I wasn't into keeping up appearances, because I figured I had nothing to hide. And I got a reputation for it. ie, oh, she's 13 and she's talking to that 19 year old guy. She must be having sex with him. (She wasn't, but she -me- got a reputation anyhow :()

Micol Ostow said...

I just read TELL ME A SECRET and loved it! Looking forward to JUMPING OFF SWINGS.
In high school, I put a ton of pressure on myself to look a certain way (ie: to weigh a certain amount), and I think I was very critical of other girls' bodies around me. It was totally a function of my own messed up body image, and as I got older, I learned (with a lot of effort) to refuse to acknowledge judge-y thoughts about other girls' physical traits. Being more accepting of other people has really helped me to be more accepting of myself, too!

Denise Jaden said...

Great post, Lindsey! And I admit, I fall into judgementalism (is that a word?) way too often. My biggest "revelation" moment was the first time my son had a tantrum at the grocery store. Yep, all those moments when I'd ever judged other mothers came rushing back at me!

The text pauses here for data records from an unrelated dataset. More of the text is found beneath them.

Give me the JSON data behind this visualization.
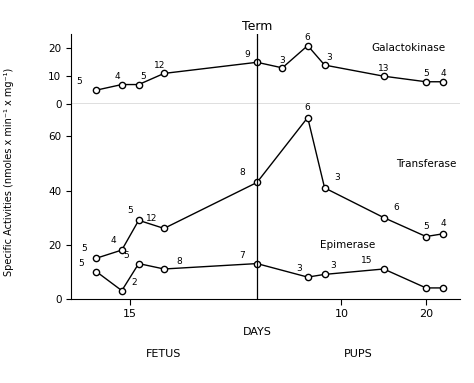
{
  "galactokinase": {
    "x": [
      -19,
      -16,
      -14,
      -11,
      0,
      3,
      6,
      8,
      15,
      20,
      22
    ],
    "y": [
      5,
      7,
      7,
      11,
      15,
      13,
      21,
      14,
      10,
      8,
      8
    ],
    "n": [
      "5",
      "4",
      "5",
      "12",
      "9",
      "3",
      "6",
      "3",
      "13",
      "5",
      "4"
    ],
    "label": "Galactokinase"
  },
  "transferase": {
    "x": [
      -19,
      -16,
      -14,
      -11,
      0,
      6,
      8,
      15,
      20,
      22
    ],
    "y": [
      15,
      18,
      29,
      26,
      43,
      67,
      41,
      30,
      23,
      24
    ],
    "n": [
      "5",
      "4",
      "5",
      "12",
      "8",
      "6",
      "3",
      "6",
      "5",
      "4"
    ],
    "label": "Transferase"
  },
  "epimerase": {
    "x": [
      -19,
      -16,
      -14,
      -11,
      0,
      6,
      8,
      15,
      20,
      22
    ],
    "y": [
      10,
      3,
      13,
      11,
      13,
      8,
      9,
      11,
      4,
      4
    ],
    "n": [
      "5",
      "2",
      "5",
      "8",
      "7",
      "3",
      "3",
      "15",
      "",
      ""
    ],
    "label": "Epimerase"
  },
  "background_color": "#ffffff",
  "line_color": "#000000"
}
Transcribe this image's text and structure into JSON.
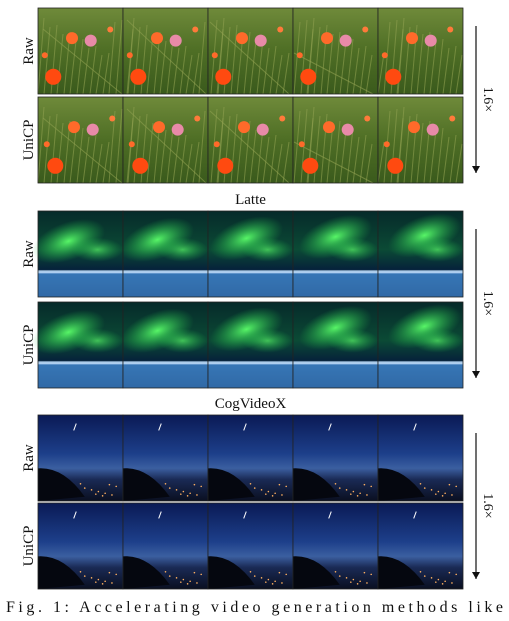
{
  "groups": [
    {
      "rows": [
        {
          "label": "Raw"
        },
        {
          "label": "UniCP"
        }
      ],
      "speedup": "1.6×"
    },
    {
      "title": "Latte",
      "rows": [
        {
          "label": "Raw"
        },
        {
          "label": "UniCP"
        }
      ],
      "speedup": "1.6×"
    },
    {
      "title": "CogVideoX",
      "rows": [
        {
          "label": "Raw"
        },
        {
          "label": "UniCP"
        }
      ],
      "speedup": "1.6×"
    }
  ],
  "caption": "Fig. 1: Accelerating video generation methods like"
}
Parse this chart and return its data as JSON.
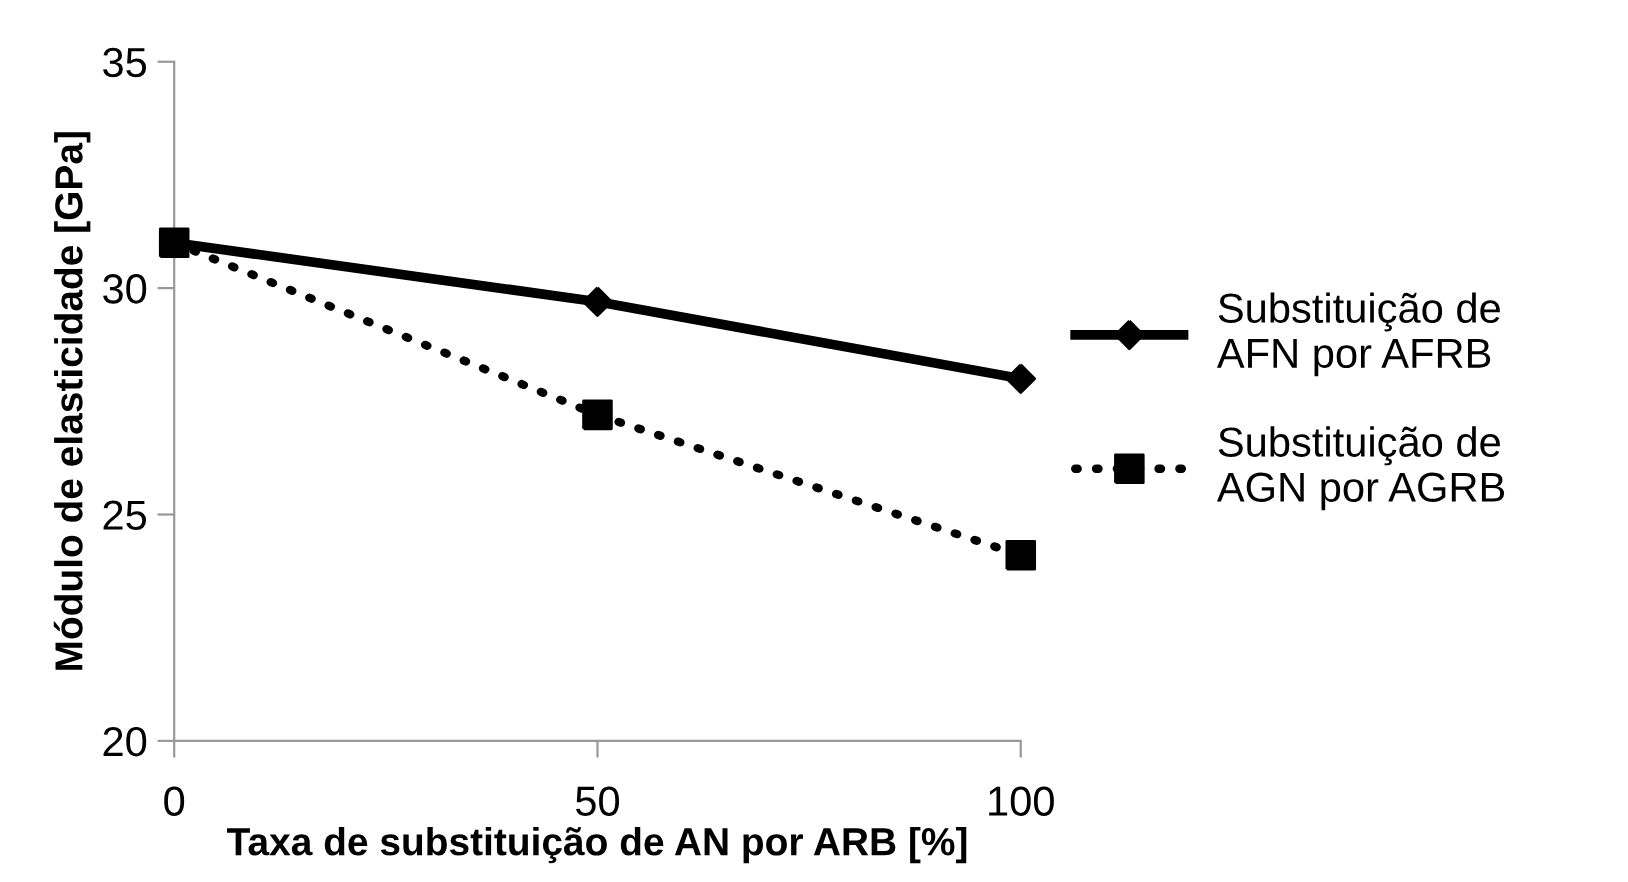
{
  "chart_data": {
    "type": "line",
    "xlabel": "Taxa de substituição de AN por ARB [%]",
    "ylabel": "Módulo de elasticidade [GPa]",
    "x": [
      0,
      50,
      100
    ],
    "xlim": [
      0,
      100
    ],
    "xticks": [
      0,
      50,
      100
    ],
    "ylim": [
      20,
      35
    ],
    "yticks": [
      20,
      25,
      30,
      35
    ],
    "grid": false,
    "legend": "right",
    "series": [
      {
        "name": "Substituição de\nAFN por AFRB",
        "color": "#000000",
        "values": [
          31.0,
          29.7,
          28.0
        ],
        "marker": "diamond",
        "line_style": "solid"
      },
      {
        "name": "Substituição de\nAGN por AGRB",
        "color": "#000000",
        "values": [
          31.0,
          27.2,
          24.1
        ],
        "marker": "square",
        "line_style": "dotted"
      }
    ]
  }
}
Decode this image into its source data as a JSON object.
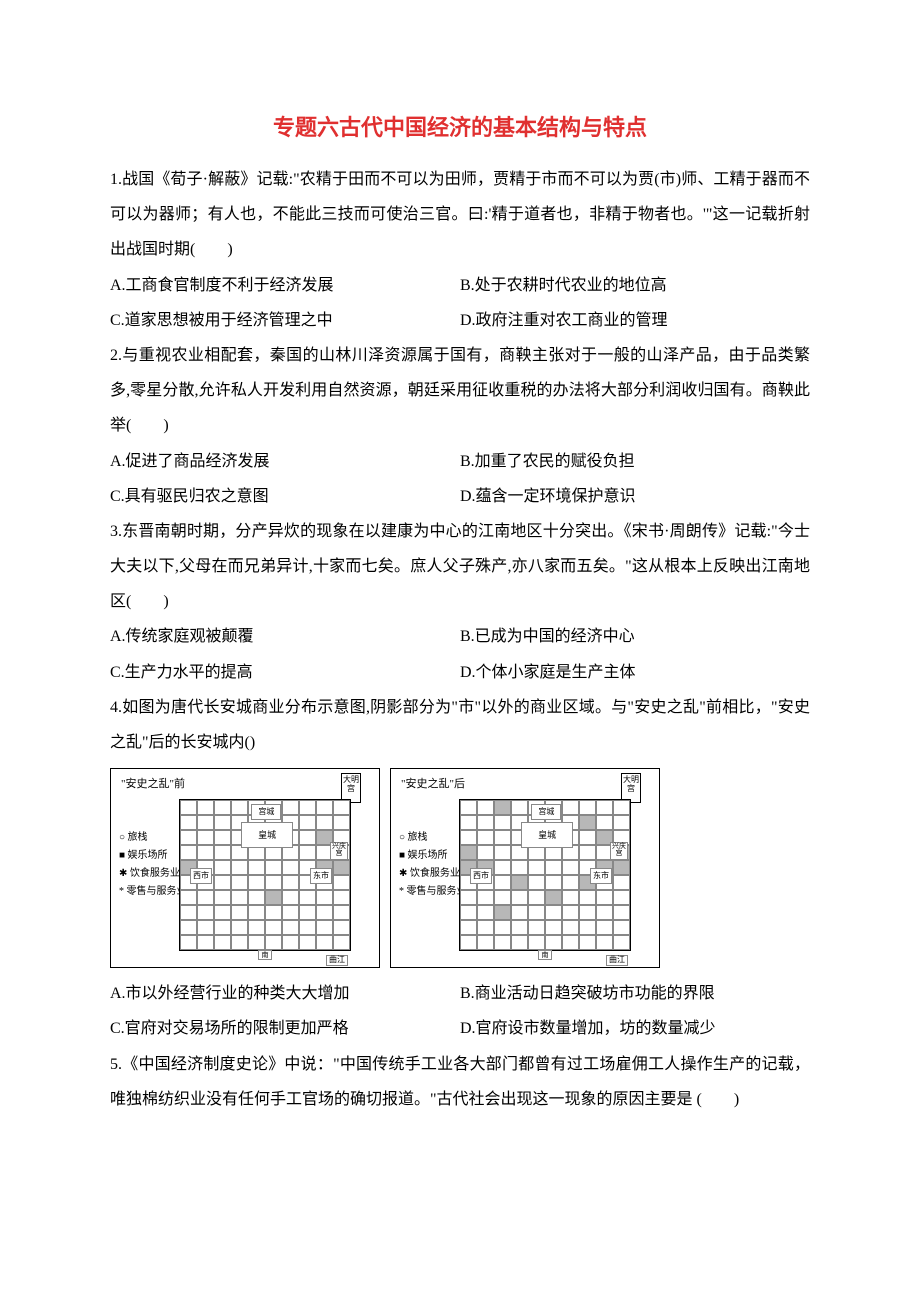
{
  "title": "专题六古代中国经济的基本结构与特点",
  "q1": {
    "stem": "1.战国《荀子·解蔽》记载:\"农精于田而不可以为田师，贾精于市而不可以为贾(市)师、工精于器而不可以为器师；有人也，不能此三技而可使治三官。曰:'精于道者也，非精于物者也。'\"这一记载折射出战国时期(　　)",
    "A": "A.工商食官制度不利于经济发展",
    "B": "B.处于农耕时代农业的地位高",
    "C": "C.道家思想被用于经济管理之中",
    "D": "D.政府注重对农工商业的管理"
  },
  "q2": {
    "stem": "2.与重视农业相配套，秦国的山林川泽资源属于国有，商鞅主张对于一般的山泽产品，由于品类繁多,零星分散,允许私人开发利用自然资源，朝廷采用征收重税的办法将大部分利润收归国有。商鞅此举(　　)",
    "A": "A.促进了商品经济发展",
    "B": "B.加重了农民的赋役负担",
    "C": "C.具有驱民归农之意图",
    "D": "D.蕴含一定环境保护意识"
  },
  "q3": {
    "stem": "3.东晋南朝时期，分产异炊的现象在以建康为中心的江南地区十分突出。《宋书·周朗传》记载:\"今士大夫以下,父母在而兄弟异计,十家而七矣。庶人父子殊产,亦八家而五矣。\"这从根本上反映出江南地区(　　)",
    "A": "A.传统家庭观被颠覆",
    "B": "B.已成为中国的经济中心",
    "C": "C.生产力水平的提高",
    "D": "D.个体小家庭是生产主体"
  },
  "q4": {
    "stem": "4.如图为唐代长安城商业分布示意图,阴影部分为\"市\"以外的商业区域。与\"安史之乱\"前相比，\"安史之乱\"后的长安城内()",
    "A": "A.市以外经营行业的种类大大增加",
    "B": "B.商业活动日趋突破坊市功能的界限",
    "C": "C.官府对交易场所的限制更加严格",
    "D": "D.官府设市数量增加，坊的数量减少"
  },
  "q5": {
    "stem": "5.《中国经济制度史论》中说：\"中国传统手工业各大部门都曾有过工场雇佣工人操作生产的记载，唯独棉纺织业没有任何手工官场的确切报道。\"古代社会出现这一现象的原因主要是 (　　)"
  },
  "figure": {
    "panel_left_title": "\"安史之乱\"前",
    "panel_right_title": "\"安史之乱\"后",
    "legend1": "○ 旅栈",
    "legend2": "■ 娱乐场所",
    "legend3": "✱ 饮食服务业",
    "legend4": "* 零售与服务业",
    "daminggong": "大明宫",
    "gongcheng": "宫城",
    "huangcheng": "皇城",
    "xishi": "西市",
    "dongshi": "东市",
    "xingqing": "兴庆宫",
    "qujiang": "曲江",
    "nanshi": "南"
  },
  "colors": {
    "title": "#e03030",
    "text": "#000000",
    "bg": "#ffffff"
  }
}
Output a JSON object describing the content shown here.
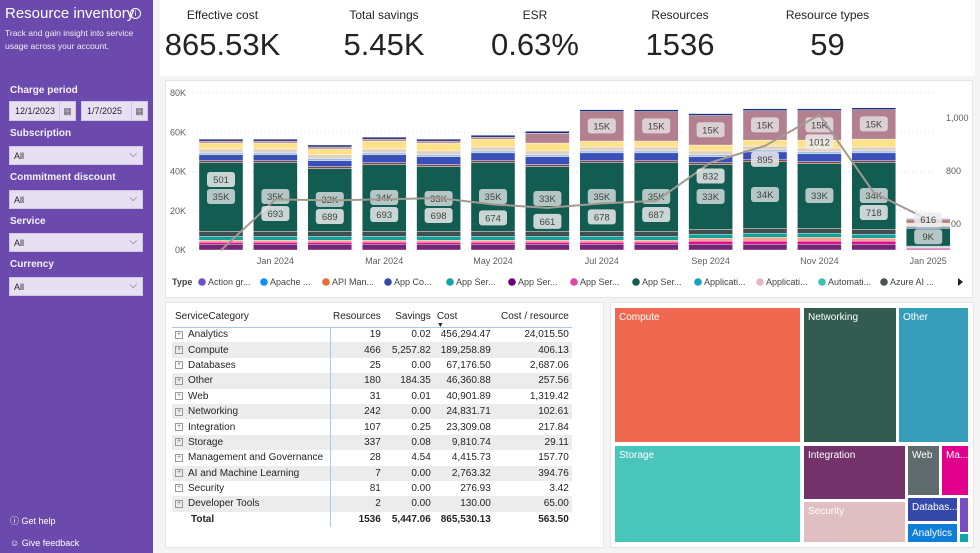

You are so right about being able to walk in another's shoes through fiction! What a great privilege!

Lisa Schroeder said...

We are the world.
We are the children.
We are the ones who make a brighter day...

Oh, sorry. Just takes me back, you know?

Great post. I loved JUMPING OFF SWINGS and I'm so excited to read TELL ME A SECRET.

Candace said...

This is a great topic. I would say I was more of the one getting judged. I didn't get pregnant but my best friend did BEFORE 9th grade. So I was with the group of kids that took the brunt of teasing and I was more the open minded one. But I think we all need to think about things before we do any judging, for sure!

Sam said...

This is interesting to me -- I'm sixteen right now, and I know there's judgement in high school. The weird thing is trying to figure out all of it. It's almost impossible to think of someone and separate them from a snap judgement.
I'm in the 'smart group' -- debate, honor society, advanced classes -- and have heard the synonymous 'stuck up' 'brat' 'know-it-all' more times than I can count. And quite frankly, it kind of sucks. But I can think of jocks or such that I have labels on -- people I've never talked to. It's interesting and a little bit disconcerting to think about.
Wow, that comment rambled. Ahem. My apologies.

brave chickens said...

I've made a snap judgement.
I didn't really get along with a class mate. Didn't talk to her much, nor see eye to eye with her. But after being in a class with her, where there are only seven students, I now know her a little better. Although we're not close, I see many similarities between us (which is kind of creepy, considering I didn't agree with her much before).

Melissa Walker said...

I was SO judgmental in high school, and I still have to fight it sometimes. What brave chickens said is really interesting. I always look at people who I'm prone to judge and think, "What about that person is like me?" because usually we have a LOT in common and I'm actually judging parts of myself. Does that make sense?

Great post, Lindsey!

Mindi Scott said...

In high school, I was sometimes judgmental--until it happened to me big time. My senior year (and even beyond) was just awful because of all the rumors about me, etc.

Ever since then, I've found myself unwilling to believe gossip because I know how awful it can be to experience. And honestly? If someone makes choices in their life that don't affect me, what business is it of mine anyway?